1,000 trees to help save a species

Blue-throated Macaws are critically threatened with extinction, as less than 250 still exist in the wild. They can only be found in two subpopulations within the Beni Savanna of Bolivia, and this habitat is vital to the survival of this striking parrot species.

Thousands of trees in this critical habitat are being logged each year to create fence-posts for cattle ranches and reserves, which are under frequent need of replacement as they decay quickly in the tropical conditions.

You can help us relieve this logging pressure and simultaneously enrich the macaw habitat of Barba Azul by supporting the Blue-throated Macaw appeal. Your donation will enable World Land Trust’s (WLT) partner Asociación Armonía to create Bolivia’s first Natural Fencing project by planting 1,000 trees around the reserve over two years.

Blue-throated Macaws

Blue-throated Macaw

Blue-throated Macaws are an especially eye-catching macaw with a turquoise hood and throat, golden chest and delicate black markings around their eyes. Their beauty, intelligence and playful natures have made them popular in the pet trade; nesting cavities are raided for chicks which can be sold abroad for thousands of dollars.

Armonía has been working to protect the macaws and save the wild population from extinction by protecting their feeding habitats from clearance and preventing poachers from raiding nesting cavities, as well as raising local awareness of their conservation status. Your support of this appeal will help ensure the survival of this stunning macaw’s population in the wild.

The disappearing trees

The Beni Savanna is the only place in the world that Blue-throated Macaws can be found in the wild, and they are dependent on the tree species found in forest islands within this habitat for food and nesting.

Beni Savanna

Unfortunately, as the Beni Savanna is mostly owned and managed by cattle ranchers, many hardwood trees in this area are being cleared to make fence-posts. Fencing is necessary to keep cattle from straying into neighbouring ranches, but the humidity and frequent fires of this habitat mean that the current fencing is in need of regular replacement. This creates a constant cycle of unsustainable fencing and pressure on local trees, in turn affecting the endangered macaws which rely upon them for food and nesting.

A sustainable solution

Natural fencing is a sustainable, wildlife-friendly solution for all. This project will first plant more than 1,000 Vochysia ‘Aliso’ trees around Barba Azul Reserve in the first ‘natural fencing’ model in Bolivia.
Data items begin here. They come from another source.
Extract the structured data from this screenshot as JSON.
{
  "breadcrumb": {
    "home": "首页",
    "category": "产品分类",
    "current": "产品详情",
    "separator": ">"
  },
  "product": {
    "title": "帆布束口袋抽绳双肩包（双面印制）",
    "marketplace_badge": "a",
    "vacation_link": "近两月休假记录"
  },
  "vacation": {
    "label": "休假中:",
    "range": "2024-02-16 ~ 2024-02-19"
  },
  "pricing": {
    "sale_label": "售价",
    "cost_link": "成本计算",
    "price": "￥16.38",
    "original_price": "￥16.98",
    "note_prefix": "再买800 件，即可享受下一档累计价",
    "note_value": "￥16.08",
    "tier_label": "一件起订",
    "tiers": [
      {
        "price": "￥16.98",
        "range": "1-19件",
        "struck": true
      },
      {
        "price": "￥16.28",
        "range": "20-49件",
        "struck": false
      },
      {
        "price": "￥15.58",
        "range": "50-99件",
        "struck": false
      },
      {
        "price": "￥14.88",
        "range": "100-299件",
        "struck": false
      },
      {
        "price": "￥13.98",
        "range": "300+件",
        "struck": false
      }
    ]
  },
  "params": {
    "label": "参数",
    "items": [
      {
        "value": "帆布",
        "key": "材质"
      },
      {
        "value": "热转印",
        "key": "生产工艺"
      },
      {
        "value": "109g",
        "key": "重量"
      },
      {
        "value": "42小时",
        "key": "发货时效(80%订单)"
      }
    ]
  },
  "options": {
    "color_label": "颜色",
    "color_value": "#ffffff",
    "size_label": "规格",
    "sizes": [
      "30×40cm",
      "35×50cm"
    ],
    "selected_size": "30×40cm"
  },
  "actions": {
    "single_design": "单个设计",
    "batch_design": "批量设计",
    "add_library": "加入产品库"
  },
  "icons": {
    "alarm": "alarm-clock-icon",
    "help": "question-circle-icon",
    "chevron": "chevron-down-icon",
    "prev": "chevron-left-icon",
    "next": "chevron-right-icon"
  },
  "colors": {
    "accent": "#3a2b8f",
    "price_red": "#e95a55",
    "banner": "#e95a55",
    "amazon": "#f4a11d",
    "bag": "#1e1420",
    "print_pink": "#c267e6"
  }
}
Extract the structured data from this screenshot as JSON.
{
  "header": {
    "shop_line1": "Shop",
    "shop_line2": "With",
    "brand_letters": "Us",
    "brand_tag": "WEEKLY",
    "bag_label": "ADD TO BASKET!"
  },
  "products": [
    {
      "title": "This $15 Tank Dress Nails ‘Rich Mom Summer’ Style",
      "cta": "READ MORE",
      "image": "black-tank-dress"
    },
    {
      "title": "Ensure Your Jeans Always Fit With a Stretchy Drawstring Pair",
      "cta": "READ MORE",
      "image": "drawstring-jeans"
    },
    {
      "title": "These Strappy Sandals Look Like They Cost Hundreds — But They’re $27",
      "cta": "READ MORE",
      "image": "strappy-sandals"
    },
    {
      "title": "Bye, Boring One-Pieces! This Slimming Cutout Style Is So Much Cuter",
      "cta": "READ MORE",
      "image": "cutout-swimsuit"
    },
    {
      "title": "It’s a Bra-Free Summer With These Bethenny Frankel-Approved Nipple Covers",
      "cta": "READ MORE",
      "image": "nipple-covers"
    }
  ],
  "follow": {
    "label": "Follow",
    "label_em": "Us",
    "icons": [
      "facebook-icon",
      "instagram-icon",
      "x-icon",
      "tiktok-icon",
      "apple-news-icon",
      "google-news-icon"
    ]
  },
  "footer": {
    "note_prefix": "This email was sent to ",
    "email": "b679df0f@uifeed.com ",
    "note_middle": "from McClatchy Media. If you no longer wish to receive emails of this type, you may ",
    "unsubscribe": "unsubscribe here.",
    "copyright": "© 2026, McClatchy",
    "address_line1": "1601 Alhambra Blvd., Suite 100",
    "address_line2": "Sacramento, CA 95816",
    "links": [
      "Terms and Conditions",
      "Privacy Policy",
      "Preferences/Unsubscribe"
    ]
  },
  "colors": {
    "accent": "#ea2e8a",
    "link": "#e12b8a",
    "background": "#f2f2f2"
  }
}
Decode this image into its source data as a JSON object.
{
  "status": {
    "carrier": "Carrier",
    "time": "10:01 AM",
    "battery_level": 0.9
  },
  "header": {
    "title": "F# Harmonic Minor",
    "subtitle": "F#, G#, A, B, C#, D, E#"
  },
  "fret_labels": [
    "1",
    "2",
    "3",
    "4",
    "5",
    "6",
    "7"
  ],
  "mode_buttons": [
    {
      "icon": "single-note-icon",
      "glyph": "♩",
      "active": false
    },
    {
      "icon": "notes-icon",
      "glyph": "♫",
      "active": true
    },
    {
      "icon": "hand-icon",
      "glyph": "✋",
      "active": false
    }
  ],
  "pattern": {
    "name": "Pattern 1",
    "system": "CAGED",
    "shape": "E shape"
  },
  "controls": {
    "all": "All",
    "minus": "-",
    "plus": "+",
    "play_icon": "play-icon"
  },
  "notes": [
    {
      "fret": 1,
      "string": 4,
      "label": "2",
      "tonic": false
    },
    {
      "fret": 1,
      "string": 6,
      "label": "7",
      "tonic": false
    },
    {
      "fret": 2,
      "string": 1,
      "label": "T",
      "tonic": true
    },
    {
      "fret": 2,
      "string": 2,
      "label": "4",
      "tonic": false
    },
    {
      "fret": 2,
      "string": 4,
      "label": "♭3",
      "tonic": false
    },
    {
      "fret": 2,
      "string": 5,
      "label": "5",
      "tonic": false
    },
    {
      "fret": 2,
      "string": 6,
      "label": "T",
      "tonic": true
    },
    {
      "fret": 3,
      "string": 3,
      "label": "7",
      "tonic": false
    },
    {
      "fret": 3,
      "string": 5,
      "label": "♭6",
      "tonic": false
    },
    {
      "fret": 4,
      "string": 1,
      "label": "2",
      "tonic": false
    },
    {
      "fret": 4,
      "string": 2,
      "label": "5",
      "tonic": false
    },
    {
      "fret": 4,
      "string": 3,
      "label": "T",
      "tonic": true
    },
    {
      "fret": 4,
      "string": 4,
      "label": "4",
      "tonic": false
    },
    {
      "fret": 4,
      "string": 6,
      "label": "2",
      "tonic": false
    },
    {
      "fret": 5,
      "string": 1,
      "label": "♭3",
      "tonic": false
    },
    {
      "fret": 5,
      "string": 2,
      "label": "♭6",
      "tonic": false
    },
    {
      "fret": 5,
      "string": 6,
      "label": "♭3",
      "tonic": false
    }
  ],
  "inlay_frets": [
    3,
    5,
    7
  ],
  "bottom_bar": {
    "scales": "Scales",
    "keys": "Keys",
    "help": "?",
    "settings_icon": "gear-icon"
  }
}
Blue-throated Macaw Appeal Logo

The Vochysia ‘Aliso’ trees are resistant to the conditions which deteriorate normal fencing in the Beni Savanna: fires, floods and humidity. They are also an important food source for the Blue-throated Macaws, which flock to their branches when they produce fruit in September and October.

This model could be used as an example for neighbouring cattle ranches, and your donation will also help Armonía start a local nursery for Vochysia ‘Aliso’ trees, which can be sold to neighbouring ranches as alternative fencing. The income from this project will help move the reserve towards self-sustainability, ensuring the conservation of the Blue-throated Macaw for generations to come.